Evasion and layered detection
Attackers can reduce 4662 noise by replicating only specific attributes (NTLM hashes via unicodePwd) rather than full object dumps, making the volume anomaly harder to spot. Layer in network detection: DCSync uses MS-DRSR over RPC (port 135 + high dynamic ports). A non-DC host originating MS-DRSR traffic to a DC is high-fidelity signal regardless of what AD logs show.
AdminSDHolder Abuse (T1098)
AdminSDHolder is an Active Directory container that serves as a permission template for protected groups — Domain Admins, Enterprise Admins, Schema Admins, and others. Every hour (by default), the SDProp process runs and forces the ACL on every protected account to match the AdminSDHolder template. The intended purpose is to prevent ACL drift on privileged accounts. The abusable property: if an attacker modifies the AdminSDHolder ACL to grant a low-privileged account control rights, SDProp will propagate that access to every protected group member automatically within an hour — and will continue to re-apply it even if a defender removes it from the individual accounts.
Detection
Watch for ACL modifications on the AdminSDHolder object itself. This is Event ID 4662 again, but with the specific Distinguished Name of the AdminSDHolder container and write/modify DACL access rights:
| Splunk — AdminSDHolder ACL modification |
index=wineventlog EventCode=4662
ObjectName="*AdminSDHolder*"
AccessMask="0x40000" OR AccessMask="0x20000" /* WRITE_DAC | WRITE_OWNER */
| lookup privileged_accounts.csv account AS SubjectUserName OUTPUT is_admin
| where isnull(is_admin) OR is_admin != "true"

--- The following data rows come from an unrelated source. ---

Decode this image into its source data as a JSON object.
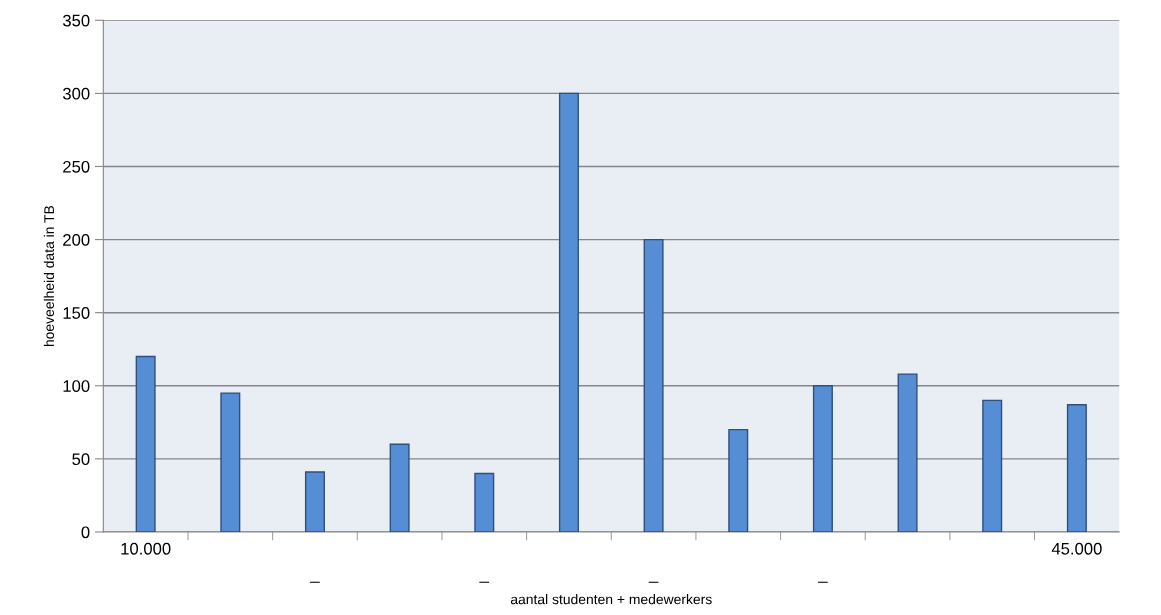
{
  "chart_data": {
    "type": "bar",
    "xlabel": "aantal studenten + medewerkers",
    "ylabel": "hoeveelheid data in TB",
    "categories": [
      "10.000",
      null,
      "_",
      null,
      "_",
      null,
      "_",
      null,
      "_",
      null,
      null,
      "45.000"
    ],
    "values": [
      120,
      95,
      41,
      60,
      40,
      300,
      200,
      70,
      100,
      108,
      90,
      87
    ],
    "color": "#558ed5",
    "ylim": [
      0,
      350
    ],
    "yticks": [
      0,
      50,
      100,
      150,
      200,
      250,
      300,
      350
    ],
    "grid": "y",
    "legend": false
  }
}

| table _time, SubjectUserName, SubjectLogonId, IpAddress,
ObjectName, AccessMask, Properties
| eval alert_text = "Non-privileged account modified AdminSDHolder ACL: "

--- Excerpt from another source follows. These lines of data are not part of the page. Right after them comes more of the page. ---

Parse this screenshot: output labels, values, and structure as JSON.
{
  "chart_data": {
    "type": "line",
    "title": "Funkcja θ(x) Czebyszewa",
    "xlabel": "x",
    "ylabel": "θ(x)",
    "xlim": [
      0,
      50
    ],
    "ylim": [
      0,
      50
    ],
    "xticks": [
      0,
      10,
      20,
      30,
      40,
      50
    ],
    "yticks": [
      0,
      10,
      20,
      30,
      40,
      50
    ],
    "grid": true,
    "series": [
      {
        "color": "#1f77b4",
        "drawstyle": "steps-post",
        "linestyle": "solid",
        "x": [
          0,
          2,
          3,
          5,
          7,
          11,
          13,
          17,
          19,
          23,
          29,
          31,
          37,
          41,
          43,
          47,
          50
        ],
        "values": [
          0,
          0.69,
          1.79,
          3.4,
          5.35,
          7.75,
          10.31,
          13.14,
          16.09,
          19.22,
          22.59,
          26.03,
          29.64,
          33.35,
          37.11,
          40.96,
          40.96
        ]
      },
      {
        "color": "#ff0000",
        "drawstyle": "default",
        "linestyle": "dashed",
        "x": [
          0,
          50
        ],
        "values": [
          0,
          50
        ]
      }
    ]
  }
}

. SubjectUserName . " from " . IpAddress
| sort - _timeYou should also monitor for the results of SDProp propagation: if a low-privileged account suddenly has ACEs granting it control over Domain Admins members, that's a secondary indicator even if you missed the initial AdminSDHolder modification. Event ID 4670 (permissions on an object were changed) on Domain Admins group members, where the new ACE grants rights to an unexpected account, is worth alerting on.
Building for Durability
Across all three techniques, the pattern that makes detections resilient is the same: detect the behavior, not the tool. Golden ticket detection based on encryption type is detecting Mimikatz's defaults, not the attack. DCSync detection based on the string "dcsync" in a process name is detecting a naming convention. AdminSDHolder detection based on specific tool signatures is detecting the known tools.
Behavioral detections — ticket lifetime anomalies, replication from non-DCs, unexpected ACL modifications to protected containers — detect the technique regardless of the tooling. They're also harder to tune away through configuration changes, because the behavior itself is the signal.

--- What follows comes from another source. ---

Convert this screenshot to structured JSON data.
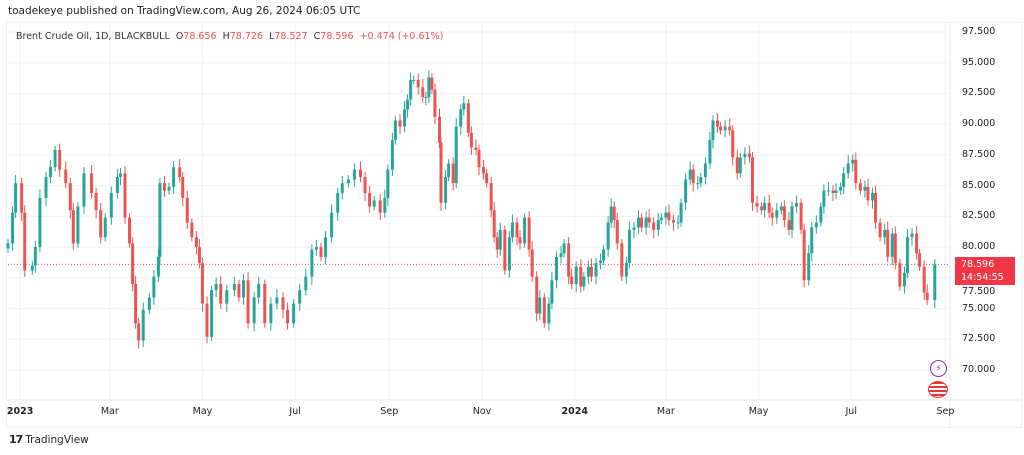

The other durability principle: every detection should have a documented evasion case and a secondary layer that covers it. If an attacker knows your golden ticket rule fires on RC4, they'll use AES. Your rule should fire on both, or on something they can't change — like the absence of a preceding 4768. Document the evasion surface for every detection you ship. It forces clarity about what you're actually detecting and where the gaps are.